Mulder H A, Crump R E, Calus M P L, Veerkamp R F
Animal Breeding and Genomics Centre, Wageningen University, PO Box 338, 6700 AH Wageningen, the Netherlands; Animal Breeding and Genomics Centre, Wageningen UR Livestock Research, PO Box 65, 8200 AB Lelystad, the Netherlands.
Animal Breeding and Genomics Centre, Wageningen UR Livestock Research, PO Box 65, 8200 AB Lelystad, the Netherlands.
J Dairy Sci. 2013;96(11):7306-7317. doi: 10.3168/jds.2013-6818. Epub 2013 Sep 12.
In recent years, it has been shown that not only is the phenotype under genetic control, but also the environmental variance. Very little, however, is known about the genetic architecture of environmental variance.
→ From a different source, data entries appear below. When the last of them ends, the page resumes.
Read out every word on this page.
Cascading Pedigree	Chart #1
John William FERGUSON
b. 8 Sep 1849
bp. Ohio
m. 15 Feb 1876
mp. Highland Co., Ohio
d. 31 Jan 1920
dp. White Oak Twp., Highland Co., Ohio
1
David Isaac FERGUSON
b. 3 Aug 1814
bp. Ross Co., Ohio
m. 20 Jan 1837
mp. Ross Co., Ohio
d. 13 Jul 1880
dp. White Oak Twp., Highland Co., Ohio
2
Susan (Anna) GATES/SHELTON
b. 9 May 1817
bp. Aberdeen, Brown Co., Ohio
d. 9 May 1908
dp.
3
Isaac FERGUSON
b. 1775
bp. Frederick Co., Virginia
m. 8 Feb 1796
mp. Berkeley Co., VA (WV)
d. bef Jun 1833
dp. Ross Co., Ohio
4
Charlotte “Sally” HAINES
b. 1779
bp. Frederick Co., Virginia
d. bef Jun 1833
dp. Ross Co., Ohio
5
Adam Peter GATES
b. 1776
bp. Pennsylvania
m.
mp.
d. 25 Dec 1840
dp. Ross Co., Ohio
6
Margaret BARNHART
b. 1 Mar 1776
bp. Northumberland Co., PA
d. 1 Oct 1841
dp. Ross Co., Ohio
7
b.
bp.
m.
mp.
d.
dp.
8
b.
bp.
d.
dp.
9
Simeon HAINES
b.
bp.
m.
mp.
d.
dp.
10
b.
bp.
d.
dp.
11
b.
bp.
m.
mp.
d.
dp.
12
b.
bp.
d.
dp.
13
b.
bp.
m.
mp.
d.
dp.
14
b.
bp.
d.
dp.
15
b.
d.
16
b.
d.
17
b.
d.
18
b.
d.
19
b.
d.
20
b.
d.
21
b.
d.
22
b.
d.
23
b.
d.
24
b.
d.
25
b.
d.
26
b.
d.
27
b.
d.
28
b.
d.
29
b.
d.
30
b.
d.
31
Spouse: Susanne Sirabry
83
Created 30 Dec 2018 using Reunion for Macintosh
The main objective of this study was to unravel the genetic architecture of the mean and environmental variance of somatic cell score (SCS) by identifying genome-wide associations for mean and environmental variance of SCS in dairy cows and by quantifying the accuracy of genome-wide breeding values. Somatic cell score was used because previous research has shown that the environmental variance of SCS is partly under genetic control and reduction of the variance of SCS by selection is desirable. In this study, we used 37,590 single nucleotide polymorphism (SNP) genotypes and 46,353 test-day records of 1,642 cows at experimental research farms in 4 countries in Europe. We used a genomic relationship matrix in a double hierarchical generalized linear model to estimate genome-wide breeding values and genetic parameters. The estimated mean and environmental variance per cow was used in a Bayesian multi-locus model to identify SNP associated with either the mean or the environmental variance of SCS. Based on the obtained accuracy of genome-wide breeding values, 985 and 541 independent chromosome segments affecting the mean and environmental variance of SCS, respectively, were identified. Using a genomic relationship matrix increased the accuracy of breeding values relative to using a pedigree relationship matrix. In total, 43 SNP were significantly associated with either the mean (22) or the environmental variance of SCS (21). The SNP with the highest Bayes factor was on chromosome 9 (Hapmap31053-BTA-111664) explaining approximately 3% of the genetic variance of the environmental variance of SCS. Other significant SNP explained less than 1% of the genetic variance. It can be concluded that fewer genomic regions affect the environmental variance of SCS than the mean of SCS, but genes with large effects seem to be absent for both traits.
近年来研究表明,不仅表型受遗传控制,环境方差也是如此。然而,对于环境方差的遗传结构却知之甚少。本研究的主要目的是通过识别奶牛体细胞评分(SCS)均值和环境方差的全基因组关联,并量化全基因组育种值的准确性,来揭示SCS均值和环境方差的遗传结构。之所以使用体细胞评分,是因为先前的研究表明,SCS的环境方差部分受遗传控制,通过选择降低SCS的方差是可取的。在本研究中,我们使用了欧洲4个国家实验研究农场中1642头奶牛的37590个单核苷酸多态性(SNP)基因型和46353条测定日记录。我们在双层次广义线性模型中使用基因组关系矩阵来估计全基因组育种值和遗传参数。每头奶牛估计的均值和环境方差用于贝叶斯多位点模型,以识别与SCS均值或环境方差相关的SNP。基于获得的全基因组育种值准确性,分别识别出985个和541个影响SCS均值和环境方差的独立染色体片段。相对于使用系谱关系矩阵,使用基因组关系矩阵提高了育种值的准确性。总共有43个SNP与SCS均值(22个)或环境方差(21个)显著相关。贝叶斯因子最高的SNP位于9号染色体上(Hapmap31053 - BTA - 111664),解释了SCS环境方差遗传方差的约3%。其他显著的SNP解释的遗传方差不到1%。可以得出结论,影响SCS环境方差的基因组区域比影响SCS均值的少,但这两个性状似乎都不存在具有大效应的基因。